Can’t choose? Bang & Olufsen has also created four presets for you: Commute, Clear, Workout, and Podcast. Each preset puts a dot in a specific place on the Warm/Relaxed/Excited/Bright array. Depending on where the dot is, the high tones, low tones, and bass will change.
If you’re the type of listener who likes an earth-shaking bass experience, choosing Excited will lower all tones, but Warm and Bright will do the opposite. For balanced sound, I’d suggest setting the dot to right between Excited and Bright. I found myself navigating to Warm for most music, with pleasing sound for many genres, including pop and rock ‘n’ roll.
The core everyday use that disappoints is taking phone calls through the headphones. Bang & Olufsen put the microphones on the ear cups, as there is no inline control on the audio cable (a traditional location for this). This leads to varying results, since, if you don’t speak loud enough, it may be hard to hear you on the other end, depending on the ambient noise.
Using them in real life
My primary concern with over-the-ear headphones is that they always have the potential to cause discomfort after extended use, especially since I wear glasses. However, I can confidently say the B&O H4’s didn’t feel uncomfortable to wear, even with a full day of use, with a wide variety of activities, from taking a train to walking a dog. The ample padding underneath the leather made them quite comfortable.
Bang & Olufsen promises up to 19 hours of battery life over Bluetooth; I found that it came pretty close. It got through a full day of listening at various volumes and frequent changing of sound profiles. I found that using the included microUSB cable with a regular power outlet, I could get a full charge in just under 3 hours. Unfortunately, fast charging with the H4s isn’t possible.
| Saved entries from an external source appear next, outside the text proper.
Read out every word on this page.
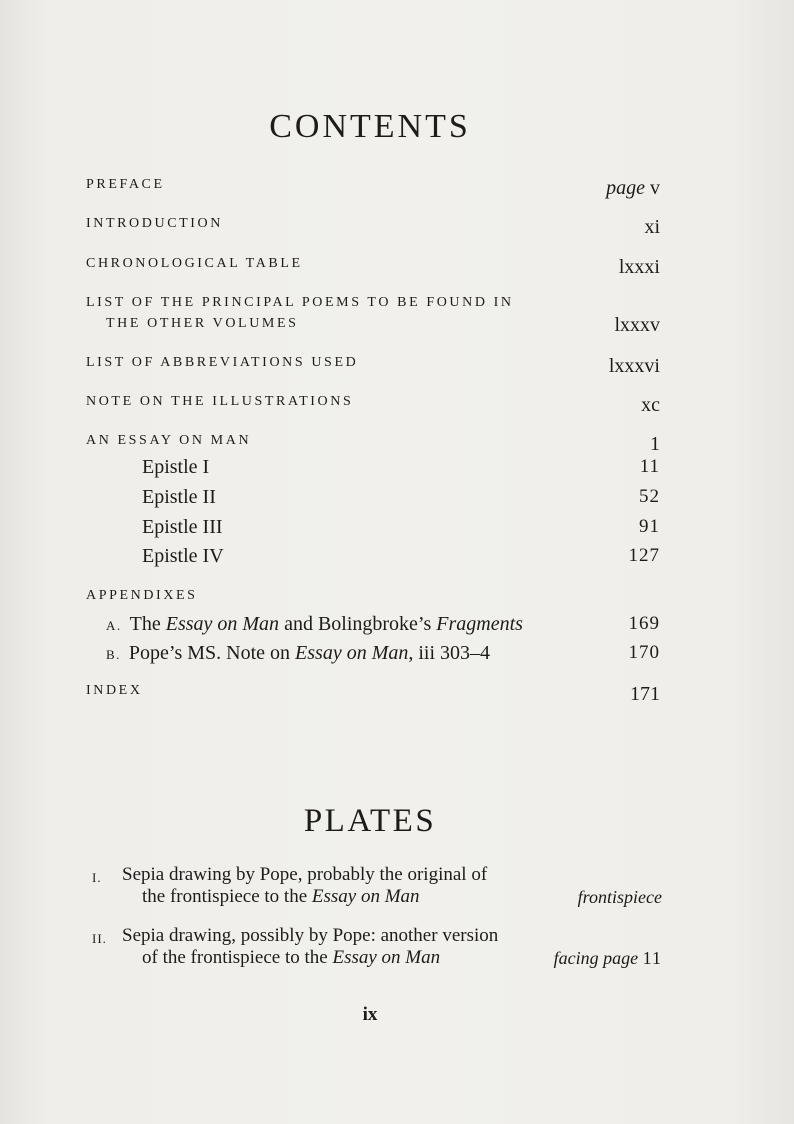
CONTENTS
PREFACE	page v
INTRODUCTION	xi
CHRONOLOGICAL TABLE	lxxxi
LIST OF THE PRINCIPAL POEMS TO BE FOUND IN
THE OTHER VOLUMES	lxxxv
LIST OF ABBREVIATIONS USED	lxxxvi
NOTE ON THE ILLUSTRATIONS	xc
AN ESSAY ON MAN	1
Epistle I	11
Epistle II	52
Epistle III	91
Epistle IV	127
APPENDIXES
A. The Essay on Man and Bolingbroke’s Fragments	169
B. Pope’s MS. Note on Essay on Man, iii 303–4	170
INDEX	171
PLATES
I. Sepia drawing by Pope, probably the original of
the frontispiece to the Essay on Man	frontispiece
II. Sepia drawing, possibly by Pope: another version
of the frontispiece to the Essay on Man	facing page 11
ix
I was impressed with the sound quality, especially with using them in public places or while commuting. The H4’s don’t have active noise cancelation, but they are isolating: With the volume at about 35% I found that I couldn’t hear everyday noises and even people having a conversation quite close to me.
The headphones can also play plenty loud, with very little distortion even at maximum volume.
If you’re spending $299, you should expect a high-quality experience from your headphones. Given the price point, I still think B&O should include some kind of case, but in “real life” I found myself not really missing it. Instead of packing them away, I’d usually just wear them around my neck when not listening to music, and thanks to the swivel ear cups that was a non-issue.
The design screams simplicity, and they look fantastic. The padding in the ear cups and top band leads to a comfortable experience on long days. Most importantly, they sound outstanding. In the end, the Beoplay H4 headphones live up to their eyebrow-raising price tag.